Even as president of a division of Spectra Energy Co., Dill says she has her moments.

“Recently I was on a panel at a conference, and I knew immediately when talking to the moderator I was in for a bit of trouble because he looked at me and said, ‘You’re a president of a company?’ I said, ‘Yes.’ And he said ‘Well you look really nice today.’ I thought, Oh dear! And sure enough the man cut me off, I had three points to make, I made two and he cut me off. It was astounding,” Dill says.

Knowledge, skills and personality are the tools that bridge the gender gap for these NMSU alumnae.
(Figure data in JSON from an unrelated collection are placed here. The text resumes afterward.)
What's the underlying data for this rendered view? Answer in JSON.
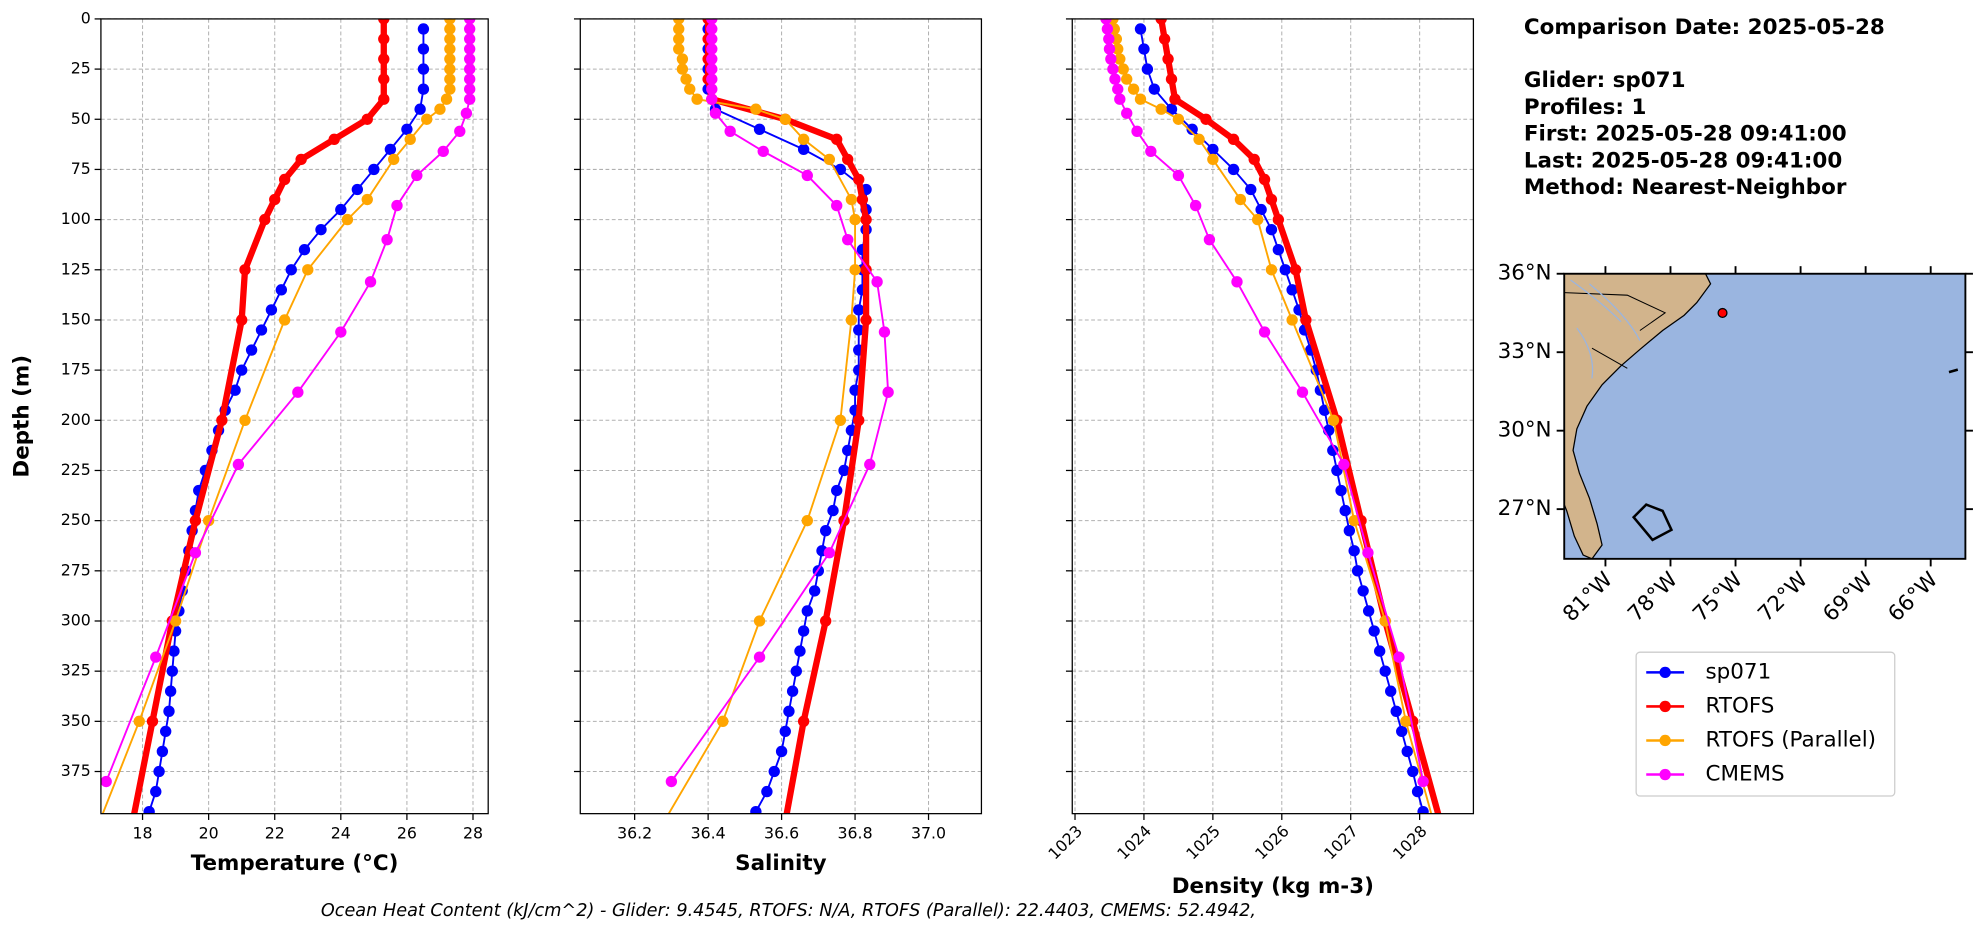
{
  "chart_data": [
    {
      "type": "line",
      "xlabel": "Temperature (°C)",
      "ylabel": "Depth (m)",
      "xlim": [
        16.74,
        28.46
      ],
      "ylim": [
        396,
        0
      ],
      "grid": true,
      "xticks": [
        18,
        20,
        22,
        24,
        26,
        28
      ],
      "yticks": [
        0,
        25,
        50,
        75,
        100,
        125,
        150,
        175,
        200,
        225,
        250,
        275,
        300,
        325,
        350,
        375
      ],
      "series": [
        {
          "name": "sp071",
          "color": "#0000ff",
          "linewidth": 1.5,
          "y": [
            5,
            15,
            25,
            35,
            45,
            55,
            65,
            75,
            85,
            95,
            105,
            115,
            125,
            135,
            145,
            155,
            165,
            175,
            185,
            195,
            205,
            215,
            225,
            235,
            245,
            255,
            265,
            275,
            285,
            295,
            305,
            315,
            325,
            335,
            345,
            355,
            365,
            375,
            385,
            395
          ],
          "x": [
            26.5,
            26.5,
            26.5,
            26.5,
            26.4,
            26.0,
            25.5,
            25.0,
            24.5,
            24.0,
            23.4,
            22.9,
            22.5,
            22.2,
            21.9,
            21.6,
            21.3,
            21.0,
            20.8,
            20.5,
            20.3,
            20.1,
            19.9,
            19.7,
            19.6,
            19.5,
            19.4,
            19.3,
            19.2,
            19.1,
            19.0,
            18.95,
            18.9,
            18.85,
            18.8,
            18.7,
            18.6,
            18.5,
            18.4,
            18.2
          ]
        },
        {
          "name": "RTOFS",
          "color": "#ff0000",
          "linewidth": 5,
          "y": [
            0,
            10,
            20,
            30,
            40,
            50,
            60,
            70,
            80,
            90,
            100,
            125,
            150,
            200,
            250,
            300,
            350,
            400
          ],
          "x": [
            25.3,
            25.3,
            25.3,
            25.3,
            25.3,
            24.8,
            23.8,
            22.8,
            22.3,
            22.0,
            21.7,
            21.1,
            21.0,
            20.4,
            19.6,
            18.9,
            18.3,
            17.7
          ]
        },
        {
          "name": "RTOFS (Parallel)",
          "color": "#ffa500",
          "linewidth": 1.5,
          "y": [
            0,
            5,
            10,
            15,
            20,
            25,
            30,
            35,
            40,
            45,
            50,
            60,
            70,
            90,
            100,
            125,
            150,
            200,
            250,
            300,
            350,
            400
          ],
          "x": [
            27.3,
            27.3,
            27.3,
            27.3,
            27.3,
            27.3,
            27.3,
            27.3,
            27.2,
            27.0,
            26.6,
            26.1,
            25.6,
            24.8,
            24.2,
            23.0,
            22.3,
            21.1,
            20.0,
            19.0,
            17.9,
            16.7
          ]
        },
        {
          "name": "CMEMS",
          "color": "#ff00ff",
          "linewidth": 1.5,
          "y": [
            0,
            5,
            10,
            15,
            20,
            25,
            30,
            35,
            40,
            47,
            56,
            66,
            78,
            93,
            110,
            131,
            156,
            186,
            222,
            266,
            318,
            380
          ],
          "x": [
            27.9,
            27.9,
            27.9,
            27.9,
            27.9,
            27.9,
            27.9,
            27.9,
            27.9,
            27.8,
            27.6,
            27.1,
            26.3,
            25.7,
            25.4,
            24.9,
            24.0,
            22.7,
            20.9,
            19.6,
            18.4,
            16.9
          ]
        }
      ]
    },
    {
      "type": "line",
      "xlabel": "Salinity",
      "xlim": [
        36.052,
        37.144
      ],
      "ylim": [
        396,
        0
      ],
      "grid": true,
      "xticks": [
        36.2,
        36.4,
        36.6,
        36.8,
        {
          "value": 37.0,
          "label": "37.0"
        }
      ],
      "series": [
        {
          "name": "sp071",
          "color": "#0000ff",
          "linewidth": 1.5,
          "y": [
            5,
            15,
            25,
            35,
            45,
            55,
            65,
            75,
            85,
            95,
            105,
            115,
            125,
            135,
            145,
            155,
            165,
            175,
            185,
            195,
            205,
            215,
            225,
            235,
            245,
            255,
            265,
            275,
            285,
            295,
            305,
            315,
            325,
            335,
            345,
            355,
            365,
            375,
            385,
            395
          ],
          "x": [
            36.4,
            36.4,
            36.4,
            36.4,
            36.42,
            36.54,
            36.66,
            36.76,
            36.83,
            36.83,
            36.83,
            36.82,
            36.82,
            36.82,
            36.81,
            36.81,
            36.81,
            36.81,
            36.8,
            36.8,
            36.79,
            36.78,
            36.77,
            36.75,
            36.74,
            36.72,
            36.71,
            36.7,
            36.69,
            36.67,
            36.66,
            36.65,
            36.64,
            36.63,
            36.62,
            36.61,
            36.6,
            36.58,
            36.56,
            36.53
          ]
        },
        {
          "name": "RTOFS",
          "color": "#ff0000",
          "linewidth": 5,
          "y": [
            0,
            10,
            20,
            30,
            40,
            50,
            60,
            70,
            80,
            90,
            100,
            125,
            150,
            200,
            250,
            300,
            350,
            400
          ],
          "x": [
            36.4,
            36.4,
            36.4,
            36.4,
            36.41,
            36.61,
            36.75,
            36.78,
            36.81,
            36.82,
            36.83,
            36.83,
            36.83,
            36.81,
            36.77,
            36.72,
            36.66,
            36.61
          ]
        },
        {
          "name": "RTOFS (Parallel)",
          "color": "#ffa500",
          "linewidth": 1.5,
          "y": [
            0,
            5,
            10,
            15,
            20,
            25,
            30,
            35,
            40,
            45,
            50,
            60,
            70,
            90,
            100,
            125,
            150,
            200,
            250,
            300,
            350,
            400
          ],
          "x": [
            36.32,
            36.32,
            36.32,
            36.32,
            36.33,
            36.33,
            36.34,
            36.35,
            36.37,
            36.53,
            36.61,
            36.66,
            36.73,
            36.79,
            36.8,
            36.8,
            36.79,
            36.76,
            36.67,
            36.54,
            36.44,
            36.28
          ]
        },
        {
          "name": "CMEMS",
          "color": "#ff00ff",
          "linewidth": 1.5,
          "y": [
            0,
            5,
            10,
            15,
            20,
            25,
            30,
            35,
            40,
            47,
            56,
            66,
            78,
            93,
            110,
            131,
            156,
            186,
            222,
            266,
            318,
            380
          ],
          "x": [
            36.41,
            36.41,
            36.41,
            36.41,
            36.41,
            36.41,
            36.41,
            36.41,
            36.41,
            36.42,
            36.46,
            36.55,
            36.67,
            36.75,
            36.78,
            36.86,
            36.88,
            36.89,
            36.84,
            36.73,
            36.54,
            36.3
          ]
        }
      ]
    },
    {
      "type": "line",
      "xlabel": "Density (kg m-3)",
      "xlim": [
        1022.96,
        1028.78
      ],
      "ylim": [
        396,
        0
      ],
      "grid": true,
      "xtick_rotation": 45,
      "xticks": [
        1023,
        1024,
        1025,
        1026,
        1027,
        1028
      ],
      "series": [
        {
          "name": "sp071",
          "color": "#0000ff",
          "linewidth": 1.5,
          "y": [
            5,
            15,
            25,
            35,
            45,
            55,
            65,
            75,
            85,
            95,
            105,
            115,
            125,
            135,
            145,
            155,
            165,
            175,
            185,
            195,
            205,
            215,
            225,
            235,
            245,
            255,
            265,
            275,
            285,
            295,
            305,
            315,
            325,
            335,
            345,
            355,
            365,
            375,
            385,
            395
          ],
          "x": [
            1023.95,
            1024.0,
            1024.05,
            1024.15,
            1024.4,
            1024.7,
            1025.0,
            1025.3,
            1025.55,
            1025.7,
            1025.85,
            1025.95,
            1026.05,
            1026.15,
            1026.25,
            1026.33,
            1026.42,
            1026.5,
            1026.56,
            1026.62,
            1026.68,
            1026.74,
            1026.8,
            1026.86,
            1026.92,
            1026.98,
            1027.05,
            1027.1,
            1027.18,
            1027.26,
            1027.34,
            1027.42,
            1027.5,
            1027.58,
            1027.66,
            1027.74,
            1027.82,
            1027.9,
            1027.97,
            1028.05
          ]
        },
        {
          "name": "RTOFS",
          "color": "#ff0000",
          "linewidth": 5,
          "y": [
            0,
            10,
            20,
            30,
            40,
            50,
            60,
            70,
            80,
            90,
            100,
            125,
            150,
            200,
            250,
            300,
            350,
            400
          ],
          "x": [
            1024.25,
            1024.3,
            1024.35,
            1024.4,
            1024.45,
            1024.9,
            1025.3,
            1025.6,
            1025.75,
            1025.85,
            1025.95,
            1026.2,
            1026.35,
            1026.8,
            1027.15,
            1027.5,
            1027.9,
            1028.3
          ]
        },
        {
          "name": "RTOFS (Parallel)",
          "color": "#ffa500",
          "linewidth": 1.5,
          "y": [
            0,
            5,
            10,
            15,
            20,
            25,
            30,
            35,
            40,
            45,
            50,
            60,
            70,
            90,
            100,
            125,
            150,
            200,
            250,
            300,
            350,
            400
          ],
          "x": [
            1023.55,
            1023.57,
            1023.6,
            1023.62,
            1023.65,
            1023.7,
            1023.75,
            1023.85,
            1023.95,
            1024.25,
            1024.5,
            1024.8,
            1025.0,
            1025.4,
            1025.65,
            1025.85,
            1026.15,
            1026.75,
            1027.05,
            1027.5,
            1027.8,
            1028.2
          ]
        },
        {
          "name": "CMEMS",
          "color": "#ff00ff",
          "linewidth": 1.5,
          "y": [
            0,
            5,
            10,
            15,
            20,
            25,
            30,
            35,
            40,
            47,
            56,
            66,
            78,
            93,
            110,
            131,
            156,
            186,
            222,
            266,
            318,
            380
          ],
          "x": [
            1023.45,
            1023.47,
            1023.49,
            1023.5,
            1023.52,
            1023.55,
            1023.58,
            1023.62,
            1023.65,
            1023.75,
            1023.9,
            1024.1,
            1024.5,
            1024.75,
            1024.95,
            1025.35,
            1025.75,
            1026.3,
            1026.9,
            1027.25,
            1027.7,
            1028.05
          ]
        }
      ]
    },
    {
      "type": "map",
      "xlim": [
        -82.9,
        -64.4
      ],
      "ylim": [
        25.1,
        36.0
      ],
      "xticks": [
        {
          "value": -81,
          "label": "81°W"
        },
        {
          "value": -78,
          "label": "78°W"
        },
        {
          "value": -75,
          "label": "75°W"
        },
        {
          "value": -72,
          "label": "72°W"
        },
        {
          "value": -69,
          "label": "69°W"
        },
        {
          "value": -66,
          "label": "66°W"
        }
      ],
      "yticks": [
        {
          "value": 27,
          "label": "27°N"
        },
        {
          "value": 30,
          "label": "30°N"
        },
        {
          "value": 33,
          "label": "33°N"
        },
        {
          "value": 36,
          "label": "36°N"
        }
      ],
      "points": {
        "lon": [
          -75.6
        ],
        "lat": [
          34.5
        ],
        "color": "#ff0000"
      }
    }
  ],
  "info_lines": [
    "Comparison Date: 2025-05-28",
    "",
    "Glider: sp071",
    "Profiles: 1",
    "First: 2025-05-28 09:41:00",
    "Last: 2025-05-28 09:41:00",
    "Method: Nearest-Neighbor"
  ],
  "footer": "Ocean Heat Content (kJ/cm^2) - Glider: 9.4545,  RTOFS: N/A,  RTOFS (Parallel): 22.4403,  CMEMS: 52.4942,"
}
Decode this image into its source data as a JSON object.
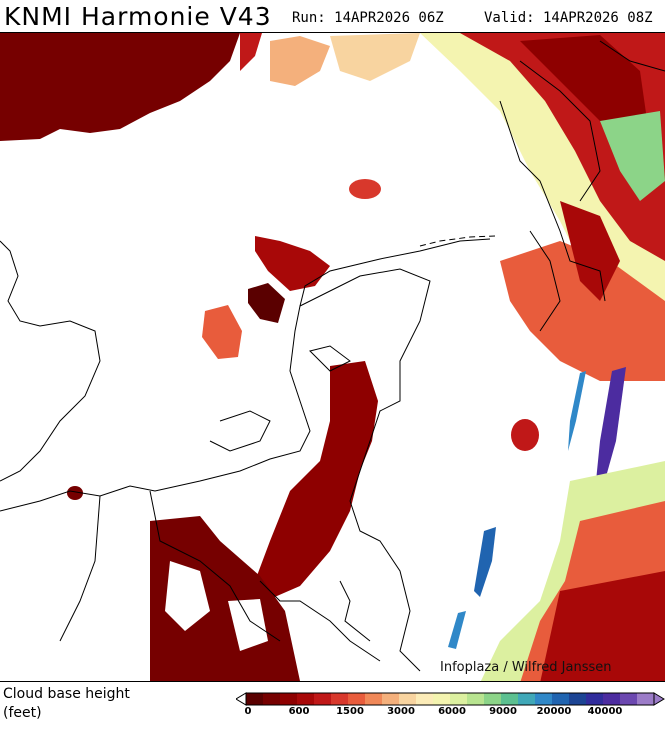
{
  "header": {
    "model_title": "KNMI Harmonie V43",
    "run_label": "Run: 14APR2026 06Z",
    "valid_label": "Valid: 14APR2026 08Z"
  },
  "map": {
    "credit": "Infoplaza / Wilfred Janssen"
  },
  "legend": {
    "title_line1": "Cloud base height",
    "title_line2": "(feet)",
    "colors": [
      "#5a0000",
      "#760000",
      "#8e0000",
      "#a80808",
      "#c01818",
      "#d8382c",
      "#e85c3c",
      "#f08858",
      "#f4b07c",
      "#f8d4a0",
      "#fcecb8",
      "#f4f4b0",
      "#dcf0a0",
      "#b8e490",
      "#8cd488",
      "#5cc090",
      "#40a8b8",
      "#3088c8",
      "#2064b0",
      "#1c4494",
      "#302c9c",
      "#4c2ca0",
      "#6c48b0",
      "#9c7cc8"
    ],
    "ticks": [
      {
        "label": "0",
        "index": 0
      },
      {
        "label": "600",
        "index": 3
      },
      {
        "label": "1500",
        "index": 6
      },
      {
        "label": "3000",
        "index": 9
      },
      {
        "label": "6000",
        "index": 12
      },
      {
        "label": "9000",
        "index": 15
      },
      {
        "label": "20000",
        "index": 18
      },
      {
        "label": "40000",
        "index": 21
      }
    ]
  }
}
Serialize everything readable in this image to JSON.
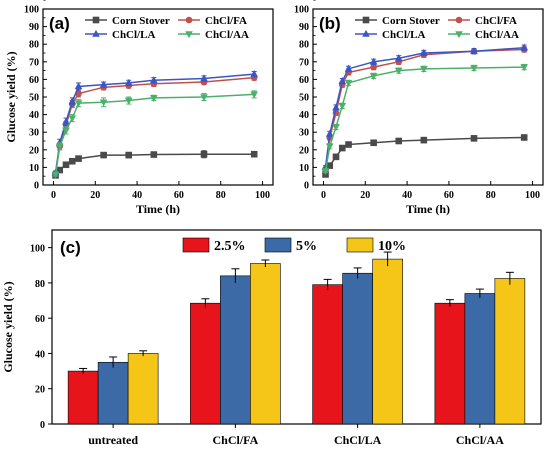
{
  "chart_data": [
    {
      "panel": "(a)",
      "type": "line",
      "xlabel": "Time (h)",
      "ylabel": "Glucose yield (%)",
      "xlim": [
        -5,
        105
      ],
      "ylim": [
        0,
        100
      ],
      "xticks": [
        0,
        20,
        40,
        60,
        80,
        100
      ],
      "yticks": [
        0,
        10,
        20,
        30,
        40,
        50,
        60,
        70,
        80,
        90,
        100
      ],
      "legend_position": "top",
      "x": [
        1,
        3,
        6,
        9,
        12,
        24,
        36,
        48,
        72,
        96
      ],
      "series": [
        {
          "name": "Corn Stover",
          "color": "#4a4a4a",
          "marker": "square",
          "values": [
            5.5,
            8.5,
            11.5,
            13.5,
            15,
            17,
            17,
            17.3,
            17.5,
            17.5
          ],
          "errors": [
            1,
            1,
            1,
            1,
            1,
            1,
            1.5,
            1,
            2,
            1
          ]
        },
        {
          "name": "ChCl/FA",
          "color": "#c0504d",
          "marker": "circle",
          "values": [
            6.5,
            22,
            34,
            46,
            52,
            55.5,
            56.5,
            57.5,
            58.5,
            61
          ],
          "errors": [
            1,
            2,
            2,
            2,
            2,
            1.5,
            1.5,
            1.5,
            1.5,
            1.5
          ]
        },
        {
          "name": "ChCl/LA",
          "color": "#3a56c4",
          "marker": "triangle",
          "values": [
            7,
            24,
            36,
            47.5,
            56,
            57,
            58,
            59.5,
            60.5,
            63
          ],
          "errors": [
            1,
            2,
            2,
            2,
            2,
            1.5,
            1.5,
            1.5,
            1.5,
            1.5
          ]
        },
        {
          "name": "ChCl/AA",
          "color": "#4caf6a",
          "marker": "triangle-down",
          "values": [
            6,
            22,
            31,
            38,
            46.5,
            47,
            48,
            49.5,
            50,
            51.5
          ],
          "errors": [
            1,
            2,
            2,
            2,
            2,
            2.5,
            2,
            1.5,
            2,
            2
          ]
        }
      ]
    },
    {
      "panel": "(b)",
      "type": "line",
      "xlabel": "Time (h)",
      "ylabel": "",
      "xlim": [
        -5,
        105
      ],
      "ylim": [
        0,
        100
      ],
      "xticks": [
        0,
        20,
        40,
        60,
        80,
        100
      ],
      "yticks": [
        0,
        10,
        20,
        30,
        40,
        50,
        60,
        70,
        80,
        90,
        100
      ],
      "legend_position": "top",
      "x": [
        1,
        3,
        6,
        9,
        12,
        24,
        36,
        48,
        72,
        96
      ],
      "series": [
        {
          "name": "Corn Stover",
          "color": "#4a4a4a",
          "marker": "square",
          "values": [
            6,
            11,
            16,
            21,
            23,
            24,
            25,
            25.5,
            26.5,
            27
          ],
          "errors": [
            0.5,
            0.5,
            0.5,
            0.5,
            0.5,
            0.5,
            0.5,
            0.5,
            0.5,
            0.5
          ]
        },
        {
          "name": "ChCl/FA",
          "color": "#c0504d",
          "marker": "circle",
          "values": [
            9,
            27,
            41,
            57,
            64,
            67,
            70,
            74,
            76,
            77
          ],
          "errors": [
            1,
            1.5,
            1.5,
            1.5,
            1.5,
            1.5,
            1.5,
            1.5,
            1.5,
            1.5
          ]
        },
        {
          "name": "ChCl/LA",
          "color": "#3a56c4",
          "marker": "triangle",
          "values": [
            10,
            29,
            44,
            59,
            66,
            70,
            72,
            75,
            76,
            78
          ],
          "errors": [
            1,
            1.5,
            1.5,
            1.5,
            1.5,
            1.5,
            1.5,
            1.5,
            1.5,
            1.5
          ]
        },
        {
          "name": "ChCl/AA",
          "color": "#4caf6a",
          "marker": "triangle-down",
          "values": [
            8,
            22,
            33,
            45,
            58,
            62,
            65,
            66,
            66.5,
            67
          ],
          "errors": [
            1,
            1.5,
            1.5,
            1.5,
            1.5,
            1.5,
            1.5,
            1.5,
            1.5,
            1.5
          ]
        }
      ]
    },
    {
      "panel": "(c)",
      "type": "bar",
      "xlabel": "",
      "ylabel": "Glucose yield (%)",
      "ylim": [
        0,
        110
      ],
      "yticks": [
        0,
        20,
        40,
        60,
        80,
        100
      ],
      "legend_position": "top-center",
      "categories": [
        "untreated",
        "ChCl/FA",
        "ChCl/LA",
        "ChCl/AA"
      ],
      "series": [
        {
          "name": "2.5%",
          "color": "#e8141b",
          "values": [
            30,
            68.5,
            79,
            68.5
          ],
          "errors": [
            1.5,
            2.5,
            3,
            2
          ]
        },
        {
          "name": "5%",
          "color": "#3b6aa7",
          "values": [
            35,
            84,
            85.5,
            74
          ],
          "errors": [
            3,
            4,
            3,
            2.5
          ]
        },
        {
          "name": "10%",
          "color": "#f5c518",
          "values": [
            40,
            91,
            93.5,
            82.5
          ],
          "errors": [
            1.5,
            2,
            4,
            3.5
          ]
        }
      ]
    }
  ]
}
“You have to build the relationships with those you’re working with to show them you are capable and can be an authority,” Turner says. “They begin to trust you when they see that they benefit from the things you are telling them.”

Gonzales says she doesn’t think she ever felt her co-workers didn’t respect her technical abilities. “I’m ready to admit when I’m wrong, or if I don’t know something I’m not afraid to ask questions. I work within my abilities and I think they respect that,” she says.

Each realizes she is a pioneer for women in the future.

“Traditionally, women in the energy world serve in the accounting and finance area as I did,” Dill says. “But moving into the operational side, I’m seeing more women interested in it because they are seeing other women who have taken the plunge. While we may not have an engineering background, we are being successful in those kinds of areas as well. I’m seeing more people wanting the opportunity.”

Each knows she is a role model for young girls who have their own dreams of career success.

“I tell young ladies to go after their goals, whatever it is, no matter what the obstacles. Obstacles can be overcome and there is really nothing they can’t do. You just have to go for it, regardless of what other people think you can do,” Gonzales says. “In some cases you have to have your own will and desire to do it.”